Because $a$ is a extremum point for the function $f$, hence for all curves $\gamma:(-\epsilon,+\epsilon) \to S $ such that, $\gamma(0)=a$ and $\gamma^{'}(0)=v$; $0$ is an extremum point for the function $f(\gamma(t))$. Now, because $0$ is an extremum point for this function; by the first derivative test $$\frac{d}{dt}\bigg\rvert_{t=0}f(\gamma(t)) = 0 $$ But as you were trying to argue(correctly), the LHS is just $D_{v}(a)$. Hence, you get that the directional derivative is zero everywhere.

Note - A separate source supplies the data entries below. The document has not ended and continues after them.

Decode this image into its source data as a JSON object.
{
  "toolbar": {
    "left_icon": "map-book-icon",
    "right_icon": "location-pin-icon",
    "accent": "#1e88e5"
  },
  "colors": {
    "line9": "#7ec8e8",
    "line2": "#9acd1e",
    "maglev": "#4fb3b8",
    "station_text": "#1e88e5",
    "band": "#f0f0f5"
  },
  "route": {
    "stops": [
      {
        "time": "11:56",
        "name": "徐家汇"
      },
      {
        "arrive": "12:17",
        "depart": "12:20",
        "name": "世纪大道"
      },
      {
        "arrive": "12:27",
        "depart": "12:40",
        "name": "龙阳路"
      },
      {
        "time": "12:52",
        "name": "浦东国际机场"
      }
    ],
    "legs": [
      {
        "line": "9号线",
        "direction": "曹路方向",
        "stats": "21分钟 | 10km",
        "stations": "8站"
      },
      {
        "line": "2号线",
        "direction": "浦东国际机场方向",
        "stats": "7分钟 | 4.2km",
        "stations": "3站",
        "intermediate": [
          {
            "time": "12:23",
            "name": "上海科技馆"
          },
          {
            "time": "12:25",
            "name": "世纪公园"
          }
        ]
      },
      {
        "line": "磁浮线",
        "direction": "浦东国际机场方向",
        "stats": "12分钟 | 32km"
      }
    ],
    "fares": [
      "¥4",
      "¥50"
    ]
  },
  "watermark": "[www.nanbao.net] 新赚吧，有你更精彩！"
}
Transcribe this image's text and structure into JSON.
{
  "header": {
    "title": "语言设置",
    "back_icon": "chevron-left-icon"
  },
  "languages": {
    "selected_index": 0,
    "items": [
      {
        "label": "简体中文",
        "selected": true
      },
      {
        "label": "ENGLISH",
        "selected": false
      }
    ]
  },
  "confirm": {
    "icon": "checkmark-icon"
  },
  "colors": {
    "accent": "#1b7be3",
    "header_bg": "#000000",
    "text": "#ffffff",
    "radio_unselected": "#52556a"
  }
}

PS: The result is intuitively obvious once you try to remember that the directional derivative is essentially just the $classical$ derivative along a curve passing through your point. Now, if a point is maximum or minimum for a function defined on your surface, it has to be that for any such curve as well, and therefore the $classical$ derivative should be zero at the point on the curve as well. I hope, I have clearly explained it. Feel free to comment if you want further clarification.